La fille qui murmure à l’oreille des chevaux

Amel Meziane au Jumping International de Monte-Carlo

Notre numéro 1 du saut d’obstacles vient de participer aux épreuves des amateurs confirmés qui ont eu lieu du 26 au 28 juin à l’un des rendez-vous équestres les plus prestigieux au monde.

Monaco. Température 24 à 25 degrés. Un été comme on aime. Une nature bénie de Dieu. Une identité unique, contrastée entre mer et montagne. Des habitants que la vie a comblés et des touristes de toutes les nationalités, attirés par le charme de l’une des villes les plus huppées du monde et l’un des rendez-vous équestres les plus prestigieux : le Jumping International de Monte-Carlo.

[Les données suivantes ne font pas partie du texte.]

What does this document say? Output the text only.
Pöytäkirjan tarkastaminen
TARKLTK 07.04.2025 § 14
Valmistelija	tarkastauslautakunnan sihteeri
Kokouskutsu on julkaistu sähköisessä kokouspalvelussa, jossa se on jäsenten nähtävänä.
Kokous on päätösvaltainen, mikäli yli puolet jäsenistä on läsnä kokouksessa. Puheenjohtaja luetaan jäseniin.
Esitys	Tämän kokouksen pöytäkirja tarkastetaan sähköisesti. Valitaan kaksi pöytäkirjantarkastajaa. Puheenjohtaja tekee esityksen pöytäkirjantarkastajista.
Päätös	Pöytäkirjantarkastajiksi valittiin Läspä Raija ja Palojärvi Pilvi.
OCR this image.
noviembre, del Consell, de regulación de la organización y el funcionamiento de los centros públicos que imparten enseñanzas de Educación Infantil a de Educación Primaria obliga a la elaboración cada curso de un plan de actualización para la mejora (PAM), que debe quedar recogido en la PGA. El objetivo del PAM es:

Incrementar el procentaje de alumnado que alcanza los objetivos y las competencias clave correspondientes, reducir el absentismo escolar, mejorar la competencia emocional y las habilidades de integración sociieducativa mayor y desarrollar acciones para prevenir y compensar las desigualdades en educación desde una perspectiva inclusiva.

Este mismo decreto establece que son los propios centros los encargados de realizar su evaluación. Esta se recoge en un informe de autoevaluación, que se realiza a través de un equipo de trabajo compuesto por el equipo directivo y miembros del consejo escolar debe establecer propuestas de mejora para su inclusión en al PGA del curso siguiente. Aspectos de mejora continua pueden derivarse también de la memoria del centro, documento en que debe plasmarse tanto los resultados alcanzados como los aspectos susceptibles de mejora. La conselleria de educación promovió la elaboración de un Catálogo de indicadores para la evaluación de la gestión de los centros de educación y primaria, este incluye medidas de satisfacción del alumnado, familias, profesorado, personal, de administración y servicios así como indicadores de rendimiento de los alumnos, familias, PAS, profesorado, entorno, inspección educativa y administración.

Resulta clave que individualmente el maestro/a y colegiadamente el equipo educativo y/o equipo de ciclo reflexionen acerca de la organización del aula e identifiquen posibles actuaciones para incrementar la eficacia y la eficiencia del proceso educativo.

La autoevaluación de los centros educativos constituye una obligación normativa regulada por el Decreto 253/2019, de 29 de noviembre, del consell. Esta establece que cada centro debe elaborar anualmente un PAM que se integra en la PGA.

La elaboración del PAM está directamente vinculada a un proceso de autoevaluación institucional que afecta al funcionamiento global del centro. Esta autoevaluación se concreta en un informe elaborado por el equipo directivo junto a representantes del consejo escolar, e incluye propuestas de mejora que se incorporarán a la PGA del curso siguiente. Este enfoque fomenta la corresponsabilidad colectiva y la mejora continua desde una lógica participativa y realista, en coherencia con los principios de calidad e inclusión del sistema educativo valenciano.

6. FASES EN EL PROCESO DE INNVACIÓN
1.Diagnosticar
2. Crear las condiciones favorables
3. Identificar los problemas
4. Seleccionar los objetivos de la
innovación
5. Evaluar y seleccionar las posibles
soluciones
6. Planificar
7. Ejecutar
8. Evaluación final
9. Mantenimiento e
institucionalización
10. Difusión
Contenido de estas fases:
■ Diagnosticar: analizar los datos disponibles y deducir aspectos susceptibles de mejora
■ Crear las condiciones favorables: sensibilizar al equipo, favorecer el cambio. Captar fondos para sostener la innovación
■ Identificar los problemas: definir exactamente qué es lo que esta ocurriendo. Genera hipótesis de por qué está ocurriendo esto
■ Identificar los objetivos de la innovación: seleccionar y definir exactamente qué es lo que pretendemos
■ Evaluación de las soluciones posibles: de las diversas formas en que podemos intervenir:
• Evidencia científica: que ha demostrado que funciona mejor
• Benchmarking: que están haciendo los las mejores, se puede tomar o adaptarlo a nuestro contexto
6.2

Ces compétitions monégasques de saut d’obstacles organisées sous le haut patronage du Prince Albert, se sont déroulées du 26 au 28 juin 2014 au Port Hercule. Pistes, écuries, loges, restaurants, boutiques et tribunes ont été montés de toutes pièces au pied du Palais Princier. Il a fallu plus de 1.100 tonnes de sable pour couvrir cette partie du port, en vue d’accueillir des cavaliers amateurs et des cavaliers professionnels internationaux. A quelques centaines de mètres de cette infrastructure éphémère, on aperçoit le drapeau tunisien qui flotte au vent. Car, Amel Meziane, notre numéro 1 du saut d’obstacles concourt parmi les meilleurs au monde, et plus précisément dans les épreuves des amateurs confirmés. Sa participation au Jumping International de Monte-Carlo est prise en charge par Al Madanya. Entre autres actions de cette fondation de la société civile, il y a le Prix d’Excellence qu’elle décerne aux jeunes sportifs ou autres performants dans leur domaine, pour les aider à poursuivre leur rêve. Parce que, hélas, chez nous, le rêve est vite avorté. De toute façon, cela semble évident, la Fédération tunisienne du sport équestre ne peut pas prendre en charge ce genre d’évènements. Rien qu’à voir les profils des participants et les sponsors du Jumping International de Monte-Carlo, on devine rapidement que derrière la logistique, il y a de gros budgets. «Mais quelques secondes consacrées à une Tunisienne, sur la chaîne de télévision Eurosport, valent tout l’or du monde», avoue M. Lotfi Maktouf, président de la fondation. En suivant discrètement les activités et performances d’Amel Meziane pendant une année, Al Madanya n’avait nullement l’intention de clore le chapitre par le Prix d’Excellence (dont la cagnotte est confidentielle) ni par l’invitation de la cavalière à Monaco. La fondation s’est donnée pour mission de lancer tout un programme de développement du sport équestre tunisien. Dans une prochaine étape, après celle de Monaco, Al Madanya créera des plates-formes de réflexion autour de ce programme. Quant à sa relation avec la cavalière qui a honoré la Tunisie par sa présence dans un évènement aussi prestigieux qu’émouvant, la fondation veut l’entretenir et à long terme.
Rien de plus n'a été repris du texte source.